Chapter Eighty. Rory
Rory
Through the train window, Rory watched the snow pile outside, white on white. An erasure. The fields, the trees, the train tracks, all of it eaten by blankness, flake by flake.
He was already so, so tired of winter. So very ready to go home.
Would Mrs. Matthews have even opened the house yet?
He’d tried calling her from the station at Aranrhod to let her know he’d be home a day earlier than planned.
He ended up leaving a hurried message on her answering machine, words half swallowed by the din of the station, before running to catch his train.
He had no idea if she’d ever gotten his message, or if it was even intelligible with the honk of trains punctuating his words.
And even if she got it, would she come to open the house a day earlier than they’d agreed?
It was Saint Winebald’s Day, which meant the whole village would be an ant’s nest of activity.
Rory swallowed a smile, remembering how shocked he was to realize that no one celebrated it in the city. That barely anyone had heard of it.
But even this frayed amusement drained away.
He imagined returning to an empty house, four months’ worth of dust covering everything.
No pots of Mrs. Matthews’s stew waiting for him on the stove.
Not even bread. His stomach gurgled in protest. After two days of living on train sandwiches, he wasn’t looking forward to coming back to an empty pantry.
And would Daye be around, thinking he wouldn’t be back until the next evening? He swallowed, finally letting himself ask the question he had been shoving down ever since he had boarded the train home: Would she be around if she knew he’d be home tonight?
Rory rubbed his eyes. He hated how they’d left things.
He hated that it had been four months without talking.
He had tried calling a few times, that first month, but Daye never picked up.
He was almost relieved that she hadn’t. He wasn’t sure what he would have said if she did answer, what words he could have offered to try and fix up the mess he made.
Eventually, he stopped trying. It was better, he decided, to wait until they could talk in person. Until they could sort it all out.
Instead, he had spent hours imagining how it would have been if he had brought Daye with him.
Waking up with her every morning, her hair smelling of brine and stone.
Walking with her on the beach after classes, her hand in his as they watched the sunset spilling into the waves.
Daye would have liked the ocean, how vast and loud it was.
It would have complicated everything, Rory reminded himself. She would have been alone all day, in a strange city. And she would have hated the whispers and stares that would have followed her everywhere. But even in his head, it sounded feeble.
No. The real problem would have been explaining to Daye that she could have come with him all along.
He wasn’t even sure why he’d done it. For a while, he’d pretended that it was only absentmindedness that made him put off looking into Daye coming to the city with him.
And later, when it became obvious that there was no hindrance, that she could board a train and visit him any time she wanted, he told himself that it didn’t matter anyway, since he wasn’t going anywhere, not with the experiments promising to end any moment, not with Daye in his arms, meltingly soft.
And after that—
He had no explanations for that. Nothing but a visceral reaction. A no that echoed in his bones. Even the thought of the two parts of his life touching—of Daye and Noah in the same room—made his heart pound.

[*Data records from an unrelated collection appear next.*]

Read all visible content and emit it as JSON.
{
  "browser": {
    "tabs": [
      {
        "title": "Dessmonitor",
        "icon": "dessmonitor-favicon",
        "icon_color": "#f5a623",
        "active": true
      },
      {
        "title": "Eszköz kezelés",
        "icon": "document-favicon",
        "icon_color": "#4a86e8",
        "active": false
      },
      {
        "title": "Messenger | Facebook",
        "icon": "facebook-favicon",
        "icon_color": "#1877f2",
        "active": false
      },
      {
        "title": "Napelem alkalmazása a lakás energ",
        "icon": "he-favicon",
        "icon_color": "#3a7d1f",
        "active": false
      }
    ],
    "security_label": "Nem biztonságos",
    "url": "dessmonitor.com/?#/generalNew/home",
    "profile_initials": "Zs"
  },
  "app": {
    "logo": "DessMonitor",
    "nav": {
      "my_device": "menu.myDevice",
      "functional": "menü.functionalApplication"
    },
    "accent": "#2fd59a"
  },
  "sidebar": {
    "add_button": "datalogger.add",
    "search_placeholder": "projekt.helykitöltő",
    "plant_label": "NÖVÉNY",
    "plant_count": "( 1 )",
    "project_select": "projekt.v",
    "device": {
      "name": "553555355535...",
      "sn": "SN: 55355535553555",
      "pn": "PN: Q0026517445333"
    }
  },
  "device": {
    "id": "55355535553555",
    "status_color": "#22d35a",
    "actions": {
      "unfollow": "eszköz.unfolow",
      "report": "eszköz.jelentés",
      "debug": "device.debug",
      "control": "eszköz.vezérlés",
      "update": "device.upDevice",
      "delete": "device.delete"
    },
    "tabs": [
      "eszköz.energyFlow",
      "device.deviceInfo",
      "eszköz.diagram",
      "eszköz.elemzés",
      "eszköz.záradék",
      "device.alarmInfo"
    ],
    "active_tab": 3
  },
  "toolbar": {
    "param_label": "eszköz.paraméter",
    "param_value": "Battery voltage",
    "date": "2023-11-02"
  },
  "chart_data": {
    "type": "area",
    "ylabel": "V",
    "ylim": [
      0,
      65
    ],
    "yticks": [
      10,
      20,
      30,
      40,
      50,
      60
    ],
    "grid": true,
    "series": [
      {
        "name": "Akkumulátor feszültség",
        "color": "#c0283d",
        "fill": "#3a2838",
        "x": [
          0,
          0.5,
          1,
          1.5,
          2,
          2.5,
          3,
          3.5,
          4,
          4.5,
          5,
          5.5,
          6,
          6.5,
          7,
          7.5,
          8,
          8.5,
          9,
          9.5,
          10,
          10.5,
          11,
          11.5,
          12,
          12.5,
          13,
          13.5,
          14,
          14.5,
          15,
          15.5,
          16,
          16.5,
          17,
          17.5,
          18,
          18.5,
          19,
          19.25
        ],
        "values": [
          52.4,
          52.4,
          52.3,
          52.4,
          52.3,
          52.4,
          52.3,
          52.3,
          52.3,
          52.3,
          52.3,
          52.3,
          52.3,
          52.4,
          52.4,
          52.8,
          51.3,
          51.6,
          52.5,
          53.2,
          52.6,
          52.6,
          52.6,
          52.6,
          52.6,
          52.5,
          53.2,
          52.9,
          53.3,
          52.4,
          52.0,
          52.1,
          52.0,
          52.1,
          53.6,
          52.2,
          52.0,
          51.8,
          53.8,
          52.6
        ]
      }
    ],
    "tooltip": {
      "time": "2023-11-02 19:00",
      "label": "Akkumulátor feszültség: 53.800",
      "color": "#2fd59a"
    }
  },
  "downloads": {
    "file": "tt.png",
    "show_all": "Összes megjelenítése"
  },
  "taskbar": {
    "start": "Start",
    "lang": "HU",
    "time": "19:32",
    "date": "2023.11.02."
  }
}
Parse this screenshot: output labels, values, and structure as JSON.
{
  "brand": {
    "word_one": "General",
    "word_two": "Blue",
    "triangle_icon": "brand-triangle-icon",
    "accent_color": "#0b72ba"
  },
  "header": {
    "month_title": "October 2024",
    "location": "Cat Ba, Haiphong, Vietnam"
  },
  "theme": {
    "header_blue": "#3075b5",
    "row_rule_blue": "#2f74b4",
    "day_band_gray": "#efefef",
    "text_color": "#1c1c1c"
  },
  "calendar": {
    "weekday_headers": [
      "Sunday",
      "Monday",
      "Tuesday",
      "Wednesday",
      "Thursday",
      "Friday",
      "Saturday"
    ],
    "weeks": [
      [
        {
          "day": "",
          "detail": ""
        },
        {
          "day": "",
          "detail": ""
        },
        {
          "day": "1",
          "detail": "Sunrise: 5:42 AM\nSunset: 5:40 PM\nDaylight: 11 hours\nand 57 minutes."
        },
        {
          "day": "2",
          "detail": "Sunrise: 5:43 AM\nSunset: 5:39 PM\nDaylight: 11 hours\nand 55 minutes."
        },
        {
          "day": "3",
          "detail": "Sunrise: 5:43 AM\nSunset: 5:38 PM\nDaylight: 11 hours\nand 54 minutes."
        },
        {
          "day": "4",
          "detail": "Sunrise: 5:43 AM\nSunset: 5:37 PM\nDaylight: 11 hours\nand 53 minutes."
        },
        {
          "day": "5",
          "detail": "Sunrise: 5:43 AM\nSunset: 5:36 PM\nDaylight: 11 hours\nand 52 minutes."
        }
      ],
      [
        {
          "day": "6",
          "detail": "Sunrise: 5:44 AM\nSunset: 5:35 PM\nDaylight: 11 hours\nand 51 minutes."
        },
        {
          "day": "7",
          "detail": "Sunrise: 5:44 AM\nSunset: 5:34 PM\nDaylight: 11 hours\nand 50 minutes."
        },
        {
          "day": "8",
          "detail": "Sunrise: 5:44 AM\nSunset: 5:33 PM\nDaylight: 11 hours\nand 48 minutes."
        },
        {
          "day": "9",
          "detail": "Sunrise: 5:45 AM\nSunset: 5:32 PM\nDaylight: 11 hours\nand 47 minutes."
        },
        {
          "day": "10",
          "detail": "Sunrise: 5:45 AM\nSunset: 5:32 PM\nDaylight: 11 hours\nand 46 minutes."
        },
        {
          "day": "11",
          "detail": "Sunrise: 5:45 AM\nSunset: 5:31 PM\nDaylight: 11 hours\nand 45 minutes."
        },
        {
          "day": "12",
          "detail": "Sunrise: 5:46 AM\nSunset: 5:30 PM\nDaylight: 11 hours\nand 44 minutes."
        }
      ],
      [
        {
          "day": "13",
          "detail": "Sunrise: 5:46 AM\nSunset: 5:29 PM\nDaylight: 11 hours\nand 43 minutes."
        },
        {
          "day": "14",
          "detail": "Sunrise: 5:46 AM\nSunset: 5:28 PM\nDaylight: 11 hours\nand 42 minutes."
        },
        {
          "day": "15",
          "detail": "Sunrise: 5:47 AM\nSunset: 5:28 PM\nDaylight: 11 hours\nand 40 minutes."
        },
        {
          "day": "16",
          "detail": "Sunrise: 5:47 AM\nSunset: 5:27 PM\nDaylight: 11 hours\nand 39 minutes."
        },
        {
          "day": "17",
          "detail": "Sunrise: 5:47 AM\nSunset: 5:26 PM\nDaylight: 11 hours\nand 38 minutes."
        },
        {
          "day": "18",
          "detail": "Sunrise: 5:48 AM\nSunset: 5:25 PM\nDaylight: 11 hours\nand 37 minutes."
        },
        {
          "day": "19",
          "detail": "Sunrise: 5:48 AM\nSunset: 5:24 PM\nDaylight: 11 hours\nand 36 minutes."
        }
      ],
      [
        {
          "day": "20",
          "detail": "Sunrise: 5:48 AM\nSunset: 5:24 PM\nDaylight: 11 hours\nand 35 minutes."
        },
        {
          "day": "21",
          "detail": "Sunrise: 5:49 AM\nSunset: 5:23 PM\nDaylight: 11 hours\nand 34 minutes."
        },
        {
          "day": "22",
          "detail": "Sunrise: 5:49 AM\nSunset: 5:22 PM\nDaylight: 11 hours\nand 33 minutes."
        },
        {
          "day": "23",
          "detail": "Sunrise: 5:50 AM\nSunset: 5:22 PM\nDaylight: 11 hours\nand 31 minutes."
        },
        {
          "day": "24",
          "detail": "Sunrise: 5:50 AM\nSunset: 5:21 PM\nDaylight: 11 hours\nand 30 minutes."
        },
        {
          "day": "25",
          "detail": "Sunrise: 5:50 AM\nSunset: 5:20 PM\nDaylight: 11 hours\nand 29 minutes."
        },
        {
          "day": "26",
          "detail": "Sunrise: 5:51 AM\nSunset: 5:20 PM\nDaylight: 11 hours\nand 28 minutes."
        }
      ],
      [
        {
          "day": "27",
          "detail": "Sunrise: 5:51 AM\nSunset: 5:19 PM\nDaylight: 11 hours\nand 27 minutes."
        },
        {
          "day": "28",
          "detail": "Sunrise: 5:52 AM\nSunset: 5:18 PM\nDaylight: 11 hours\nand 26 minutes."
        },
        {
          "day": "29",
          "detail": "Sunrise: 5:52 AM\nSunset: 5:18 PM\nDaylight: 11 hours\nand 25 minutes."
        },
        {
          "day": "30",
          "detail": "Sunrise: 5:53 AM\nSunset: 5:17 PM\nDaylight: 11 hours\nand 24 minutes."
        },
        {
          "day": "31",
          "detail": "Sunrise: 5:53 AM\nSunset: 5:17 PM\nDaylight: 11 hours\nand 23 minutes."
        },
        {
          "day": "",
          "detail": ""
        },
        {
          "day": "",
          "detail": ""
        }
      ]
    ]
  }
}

And now he had no way to tell her he had been … not lying, exactly—he had never actually told her she couldn’t go, he’d made sure of it—but close enough to count. Not without deepening the rift between them. Not with everything feeling so tenuous, so fragile.
No, he told himself. It was better this way, with the grounding. With Daye and the university separated by miles and miles of train tracks, even if it meant he had to spend the last four months alone, missing her.
Rory toed his duffel bag. It was full of presents: Silly plaque-mounted fish. A set of botanical drawings. Notebooks with shells sewn into their covers. A new dress, summer-sky blue.
Would any of it be enough to make her smile? What other promises would he have to make, to get her to meet his eyes?
Rory leaned his head on the window and closed his eyes, blotting out the sight of the snow swallowing the world whole.
It was already six thirty. He’d be home in two hours. Two and a half, tops, if the snow was bad. He’d be home, and then he’d see.